As más notícias vêm quando vemos os números e os factos. O INE dá más notícias quando diz que a economia está a crescer menos? O INE está a revelar a realidade. O PSD tem que fazer em parte o discurso da responsabilidade e depois tem de fazer também o discurso da modernização do país, do progresso e do crescimento. Tem que fazer os dois. O PSD não vive para fazer pequenos foguetórios e pequenos momentos mediáticos.

E está a conseguir fazer os dois?
O PSD está a apresentar propostas e medidas para ambos.

Em comparação com o PSD parece que o CDS faz um maior esforço mediático para apresentar iniciativas alternativas e não se limitar a dizer que vem aí a desgraça.
Mediaticamente. Podia-se antes perguntar ao CDS o que acha das propostas que o PSD tem apresentado na Assembleia e que são discutidas praticamente todas as semanas. Como por exemplo a medida de aproveitamento do nosso território não urbano através da criação de cadastro. A ausência de cadastro é uma das condições essenciais para que na floresta, na agricultura, nós não possamos aproveitar mais a nossa capacidade. Temos propriedade dispersa, pequenina e não aproveitada, e essa é também uma das principais causas dos incêndios.

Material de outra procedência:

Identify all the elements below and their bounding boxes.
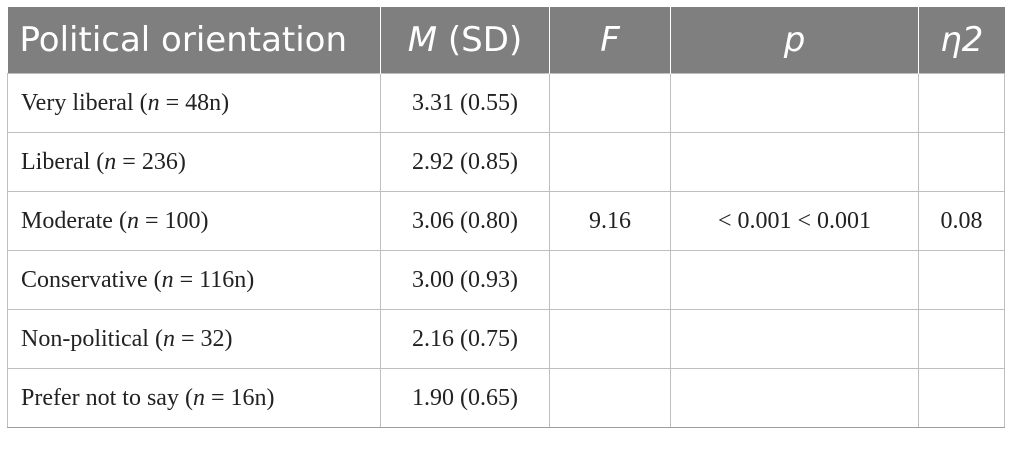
cell-p xyxy=(670,368,919,428)
cell-mean-sd: 3.00 (0.93) xyxy=(380,250,550,310)
cell-f xyxy=(549,368,671,428)
row-label: Non-political (n = 32) xyxy=(7,309,381,369)
row-label: Conservative (n = 116n) xyxy=(7,250,381,310)
cell-f xyxy=(549,309,671,369)
table-row: Moderate (n = 100) 3.06 (0.80) 9.16 < 0.… xyxy=(7,191,1005,251)
cell-mean-sd: 1.90 (0.65) xyxy=(380,368,550,428)
cell-mean-sd: 3.06 (0.80) xyxy=(380,191,550,251)
cell-mean-sd: 2.16 (0.75) xyxy=(380,309,550,369)
cell-eta-squared xyxy=(918,309,1005,369)
cell-f xyxy=(549,132,671,192)
cell-p xyxy=(670,132,919,192)
cell-mean-sd: 2.92 (0.85) xyxy=(380,132,550,192)
cell-f xyxy=(549,250,671,310)
cell-eta-squared xyxy=(918,368,1005,428)
row-label: Liberal (n = 236) xyxy=(7,132,381,192)
header-p: p xyxy=(670,7,919,74)
cell-p: < 0.001 < 0.001 xyxy=(670,191,919,251)
cell-eta-squared xyxy=(918,132,1005,192)
row-label: Very liberal (n = 48n) xyxy=(7,73,381,133)
row-label: Moderate (n = 100) xyxy=(7,191,381,251)
table-header: Political orientation M (SD) F p η2 xyxy=(7,7,1005,74)
cell-eta-squared xyxy=(918,73,1005,133)
cell-p xyxy=(670,309,919,369)
cell-eta-squared xyxy=(918,250,1005,310)
table-row: Liberal (n = 236) 2.92 (0.85) xyxy=(7,132,1005,192)
header-f: F xyxy=(549,7,671,74)
cell-f xyxy=(549,73,671,133)
table-row: Conservative (n = 116n) 3.00 (0.93) xyxy=(7,250,1005,310)
table-row: Very liberal (n = 48n) 3.31 (0.55) xyxy=(7,73,1005,133)
cell-eta-squared: 0.08 xyxy=(918,191,1005,251)
cell-f: 9.16 xyxy=(549,191,671,251)
header-eta-squared: η2 xyxy=(918,7,1005,74)
table-row: Prefer not to say (n = 16n) 1.90 (0.65) xyxy=(7,368,1005,428)
header-mean-sd: M (SD) xyxy=(380,7,550,74)
statistics-table: Political orientation M (SD) F p η2 Very… xyxy=(7,7,1005,428)
cell-p xyxy=(670,73,919,133)
header-row: Political orientation M (SD) F p η2 xyxy=(7,7,1005,74)
header-political-orientation: Political orientation xyxy=(7,7,381,74)
cell-mean-sd: 3.31 (0.55) xyxy=(380,73,550,133)
table-body: Very liberal (n = 48n) 3.31 (0.55) Liber… xyxy=(7,73,1005,428)
cell-p xyxy=(670,250,919,310)
row-label: Prefer not to say (n = 16n) xyxy=(7,368,381,428)
table-row: Non-political (n = 32) 2.16 (0.75) xyxy=(7,309,1005,369)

É isso que os portugueses precisam de ouvir neste momento? Se do outro lado o discurso é o da devolução e melhoria de condições de vida.
Os portugueses precisam de dois tipos de palavras do PSD: responsabilidade e soluções para um crescimento sustentável. E nós estamos a apresentá-las. Sou de um distrito assolado pela desertificação do interior. Na próxima semana vamos votar no Parlamento propostas para a consagração do estatuto de territórios de baixa densidade e mais um conjunto de medidas que permitem fazer diferenciação positiva para estes territórios. Os problemas das pessoas resolvem-se com uma soma de medidas. O PSD não vive para fazer pequenos foguetórios e pequenos momentos mediáticos. Claro que temos de fazer um exercício de humildade para melhorar a nossa estratégia de comunicação. Temos que ir aperfeiçoando a eficácia com que transmitimos a mensagem, e é evidente que não temos todas as nossas propostas para nos apresentarmos a eleições. Muitas ainda estamos a preparar, todos os fins de semana há fórum de políticas sociais para discutir ideias.

O CDS mudou de líder, o PSD não. Não precisava de refrescar?
Ainda bem que não mudou. Mas fez um processo de renovação de quadros claríssimo. O PSD de 2010 não é o mesmo de 2016.